Experts on sexual assault say it's clear to survivors there's always a price to pay for coming forward.
"There is an idea of strength in numbers, but they're also seeing the scrutiny that a person faces when they come forward — being slammed in comments, receiving threats, their character being highly criticized," Palumbo said.
'She is trying to sell a new book'
Some downplayed Carroll's accusation because she made it in her new book, which critics called a tactical move to boost sales.

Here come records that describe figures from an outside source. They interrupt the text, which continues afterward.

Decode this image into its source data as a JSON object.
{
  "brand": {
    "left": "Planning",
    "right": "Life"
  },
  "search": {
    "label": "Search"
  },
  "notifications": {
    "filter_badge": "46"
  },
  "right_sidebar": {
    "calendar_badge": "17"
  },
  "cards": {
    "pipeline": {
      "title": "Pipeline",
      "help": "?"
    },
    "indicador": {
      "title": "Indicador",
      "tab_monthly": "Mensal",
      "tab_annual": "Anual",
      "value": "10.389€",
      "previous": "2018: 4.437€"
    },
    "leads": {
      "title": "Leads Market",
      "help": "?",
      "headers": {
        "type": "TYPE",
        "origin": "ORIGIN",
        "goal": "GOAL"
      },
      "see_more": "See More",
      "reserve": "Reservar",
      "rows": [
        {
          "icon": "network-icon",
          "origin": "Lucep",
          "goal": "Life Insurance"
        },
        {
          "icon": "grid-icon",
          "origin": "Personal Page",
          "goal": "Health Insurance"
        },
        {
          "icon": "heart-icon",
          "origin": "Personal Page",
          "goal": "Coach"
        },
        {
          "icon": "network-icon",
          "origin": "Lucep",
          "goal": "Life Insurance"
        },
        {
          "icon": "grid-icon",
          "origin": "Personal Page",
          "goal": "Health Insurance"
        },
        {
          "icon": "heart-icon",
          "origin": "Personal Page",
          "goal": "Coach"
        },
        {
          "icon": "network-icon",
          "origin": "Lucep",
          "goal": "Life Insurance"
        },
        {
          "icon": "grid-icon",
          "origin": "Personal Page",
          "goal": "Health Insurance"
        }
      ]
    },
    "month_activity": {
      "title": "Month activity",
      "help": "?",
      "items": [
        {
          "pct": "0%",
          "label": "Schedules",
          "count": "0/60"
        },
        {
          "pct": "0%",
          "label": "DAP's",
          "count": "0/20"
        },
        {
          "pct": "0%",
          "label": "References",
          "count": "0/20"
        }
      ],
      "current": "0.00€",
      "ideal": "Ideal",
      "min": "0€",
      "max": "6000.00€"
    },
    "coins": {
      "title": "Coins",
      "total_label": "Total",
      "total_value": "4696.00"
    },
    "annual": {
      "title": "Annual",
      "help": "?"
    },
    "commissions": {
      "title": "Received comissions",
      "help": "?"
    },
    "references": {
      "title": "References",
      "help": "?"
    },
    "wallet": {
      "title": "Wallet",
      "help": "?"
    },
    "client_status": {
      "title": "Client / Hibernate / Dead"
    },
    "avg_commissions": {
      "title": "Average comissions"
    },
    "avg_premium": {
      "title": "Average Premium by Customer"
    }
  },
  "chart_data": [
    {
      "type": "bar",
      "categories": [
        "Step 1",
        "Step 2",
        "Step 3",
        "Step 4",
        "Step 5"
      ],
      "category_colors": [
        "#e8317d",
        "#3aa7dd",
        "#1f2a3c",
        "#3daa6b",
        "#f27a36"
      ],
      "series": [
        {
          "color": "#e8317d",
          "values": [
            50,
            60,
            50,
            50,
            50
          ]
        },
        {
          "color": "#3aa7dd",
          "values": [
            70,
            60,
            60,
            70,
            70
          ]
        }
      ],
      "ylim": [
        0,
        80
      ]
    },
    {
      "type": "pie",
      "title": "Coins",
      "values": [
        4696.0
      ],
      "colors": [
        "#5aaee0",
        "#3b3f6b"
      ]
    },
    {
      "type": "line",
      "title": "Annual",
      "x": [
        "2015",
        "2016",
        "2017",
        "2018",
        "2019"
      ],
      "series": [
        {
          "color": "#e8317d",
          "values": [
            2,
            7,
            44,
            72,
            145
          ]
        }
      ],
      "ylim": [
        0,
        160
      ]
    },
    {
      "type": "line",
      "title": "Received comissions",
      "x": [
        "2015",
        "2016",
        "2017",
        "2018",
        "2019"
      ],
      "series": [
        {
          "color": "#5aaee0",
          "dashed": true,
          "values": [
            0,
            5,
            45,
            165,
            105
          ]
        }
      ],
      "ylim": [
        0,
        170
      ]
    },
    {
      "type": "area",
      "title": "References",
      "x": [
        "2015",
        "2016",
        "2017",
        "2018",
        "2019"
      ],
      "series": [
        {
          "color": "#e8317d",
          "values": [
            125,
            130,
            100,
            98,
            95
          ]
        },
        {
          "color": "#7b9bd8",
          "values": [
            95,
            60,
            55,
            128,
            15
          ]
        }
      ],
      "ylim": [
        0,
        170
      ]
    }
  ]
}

"She is trying to sell a new book — that should indicate her motivation," Trump said.
However, she's not the first writer to disclose sexual abuse in a memoir:
- In 2019, Common opened up in "Let Love Have the Last Word" about being sexually assaulted as a child.
- In 2018, Sally Field wrote in "In Pieces" about the sexual abuse she experienced from her stepfather until she was 14.
- In 2017, writer Roxane Gay wrote that she was a childhood victim of sexual violence in her memoir "Hunger: A Memoir of (My) Body."
- In 2016, comedian Amy Schumer described her first sexual experience in her book, "The Girl with the Lower Back Tattoo", writing, "He was penetrating me. Without asking first, without kissing me, without so much as looking me in the eyes — or even confirming if I was awake."
"I think oftentimes, the place that the public and the media go is to thinking this is something someone is disclosing because of what they have to gain — to sell more copies," Palumbo said. "But for a lot of survivors, a book is really an opportunity to tell their story on their own terms."
Politics makes allegations even messier
In an interview with The Washington Post, Carroll said, “This is not political. Sexual violence is not political.”
But when accusations of sexual assault are entered against a politician, partisan divides can silence victims and supporters.
No shot this happened. Makes me wonder how much the @DNC is paying her to say this— Creamala Harris (@CreamyJihadist) June 22, 2019
"People are really perplexed with how to deal with these stories within the political landscape," Palumbo said. "It really challenges people in the media and in the public when politicians face allegations — they are some of the most polarizing stories."
Part of this has to do with "tribe" mentality, which can blind people to behaviors they would otherwise abhor.
In 2017, the Alabama Republican Party stood behind Senate candidate Roy Moore after he was accused by multiple women of making inappropriate sexual advances. Some of the women accused Moore of pursuing relationships with them while he was in his 30s and they were teenagers.
Ronald Riggio, a professor of leadership and organizational psychology at Claremont McKenna College, said he watched as Moore supporters discounted the sexual-misconduct allegations against him by insisting that he was a good person.
Democrats were divided on whether to call for former Sen. Al Franken, D-Minn., to resign after numerous sexual-misconduct allegations against him.
"The vast majority of registered Democrats and Republicans — about 80% — vote straight party lines without fail, using a … mental shortcut that because the candidate is from the party I affiliate with, he/she is, by definition, a ‘good person,’” Riggio said.
So why did she speak out?
Carroll was likely under no illusions about what would happen when she told her story.
In her excerpt, she preemptively answers what she knows the public will want to know:
- "Did I report it to police?" No.
- "Did I tell anyone about it?" Two close friends, both journalists. One said "He raped you. Go to the police! I’ll go with you. We’ll go together.” The other said “Tell no one. Forget it! He has 200 lawyers. He’ll bury you.”
- Did cameras catch it? Carroll says Bergdorf’s confirmed it no longer has tapes from that time.
"I am sick of it," Carroll told CNN. "Think how many women have come forward. Nothing happens. The only thing we can do is ... tell our stories so that we empower other women to come forward and tell their stories because we have to change this culture of sexual violence."
Since Carroll's story was published, the National Sexual Assault Hotline reports it has seen a 53% increase in calls.